Dosa percabulan

common

New member
Tergoda ke dalam percabulan adalah dosa yang sangat gampang terjadi. Di satu sisi, seks paling banyak dan kuat penggodanya, dan di sisi lain justru orang sangat ingin tergoda. Berbeda dengan dosa lain, seks pun terbilang sulit masuk jerat hukum. Itulah rumusan masalahnya.

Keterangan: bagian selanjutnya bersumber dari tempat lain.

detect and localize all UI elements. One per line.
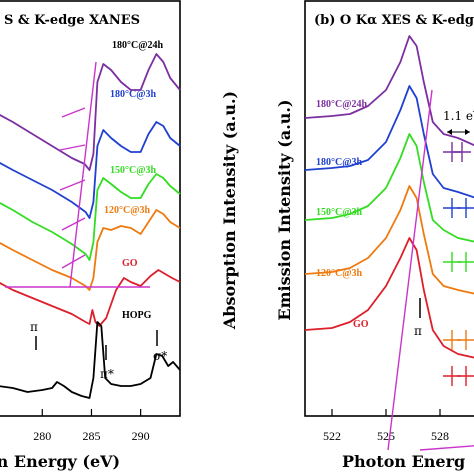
- panel-a-x-ticks: 280 285 290: [33, 409, 150, 443]
- panel-a-label-180c-3h: 180°C@3h: [110, 89, 157, 100]
- edge-guide-line-7: [387, 89, 433, 451]
- panel-b-label-go: GO: [353, 319, 369, 330]
- panel-b-plot-frame: [304, 0, 474, 417]
- panel-b-label-180c-3h: 180°C@3h: [316, 157, 363, 168]
- panel-b-series-0: [304, 35, 474, 147]
- panel-a-y-axis-title: Absorption Intensity (a.u.): [220, 91, 239, 330]
- panel-b-series-2: [304, 133, 474, 243]
- panel-b-energy-shift-label: 1.1 eV: [443, 109, 474, 123]
- edge-guide-line-1: [69, 61, 97, 288]
- panel-b-arrowhead-left: [447, 129, 452, 135]
- panel-a-pistar-label: π*: [100, 367, 114, 381]
- panel-a-label-hopg: HOPG: [122, 310, 152, 321]
- panel-a-plot-frame: [0, 0, 181, 417]
- panel-b-label-180c-24h: 180°C@24h: [316, 99, 368, 110]
- panel-a-series-4: [0, 269, 181, 327]
- panel-b-series-1: [304, 85, 474, 199]
- panel-a-series-1: [0, 121, 181, 219]
- panel-b-series: [304, 35, 474, 359]
- panel-a-label-180c-24h: 180°C@24h: [112, 40, 164, 51]
- edge-guide-line-8: [419, 445, 474, 451]
- panel-a-x-axis-title: on Energy (eV): [0, 452, 120, 471]
- panel-a-label-150c-3h: 150°C@3h: [110, 165, 157, 176]
- panel-a-series-5: [0, 321, 181, 399]
- edge-guide-line-5: [59, 144, 86, 151]
- panel-b-series-4: [304, 237, 474, 359]
- panel-b-tick-label-522: 522: [323, 429, 341, 443]
- edge-guide-line-2: [61, 254, 86, 269]
- edge-guide-line-6: [61, 107, 86, 118]
- panel-a-series-2: [0, 173, 181, 261]
- panel-a-series-3: [0, 209, 181, 291]
- panel-a-series-0: [0, 53, 181, 171]
- panel-b-tick-label-525: 525: [377, 429, 395, 443]
- panel-a-title: S & K-edge XANES: [4, 13, 140, 28]
- panel-b-y-axis-title: Emission Intensity (a.u.): [275, 99, 294, 320]
- panel-b-label-150c-3h: 150°C@3h: [316, 207, 363, 218]
- panel-a-pi-label: π: [30, 320, 38, 334]
- panel-b-x-ticks: 522 525 528: [323, 409, 449, 443]
- panel-b-title: (b) O Kα XES & K-edge: [314, 13, 474, 28]
- panel-a-tick-label-285: 285: [82, 429, 100, 443]
- panel-b-pi-label: π: [414, 324, 422, 338]
- panel-b-arrowhead-right: [465, 129, 470, 135]
- edge-guide-line-3: [61, 217, 86, 231]
- panel-b-label-120c-3h: 120°C@3h: [316, 268, 363, 279]
- panel-a-tick-label-280: 280: [33, 429, 51, 443]
- panel-a-series: [0, 53, 181, 399]
- panel-a-label-120c-3h: 120°C@3h: [104, 205, 151, 216]
- panel-b-series-3: [304, 185, 474, 295]
- edge-guide-line-4: [59, 179, 86, 191]
- panel-a-label-go: GO: [122, 258, 138, 269]
- panel-b-x-axis-title: Photon Energ: [342, 452, 465, 471]
- panel-b-tick-label-528: 528: [431, 429, 449, 443]
- panel-a-tick-label-290: 290: [132, 429, 150, 443]
- edge-fit-guides: [5, 61, 474, 451]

Kalau dosa membunuh, pada dasarnya tak ada orang yang menggoda orang lain supaya dirinya dibunuh. Begitu juga dosa mencuri, tak ada orang yang menggoda dengan tujuan agar miliknya dicuri orang lain. Tapi seks adalah kebalikan jauh dari jenis dosa-dosa lain itu. Orang digoda untuk berdosa, minimal dalam niat dan angan, dengan segala daya upaya.

MASALAH DALAM MASALAH
Terjadinya sangat gampang, mengatasinya pun sangat sukar. Masalah ketergodaan seks menjadi kian sukar diatasi karena ditutupi oleh sejumlah masalah lain. Pertama, tumbuhnya budaya masyarakat yang menggiring kita untuk bersikap permisif terhadap dosa percabulan, sampai kita tak lagi menilainya sebagai dosa. Faktor ini sangat kuat, individu manusia terlalu lemah di hadapan kebudayaan. Dosa diwajarkan. Melalui segala tontonan yang memang kita butuhkan sebagai hiburan dan bahkan pendidikan, melalui bacaan, dan pelbagai jalur lain.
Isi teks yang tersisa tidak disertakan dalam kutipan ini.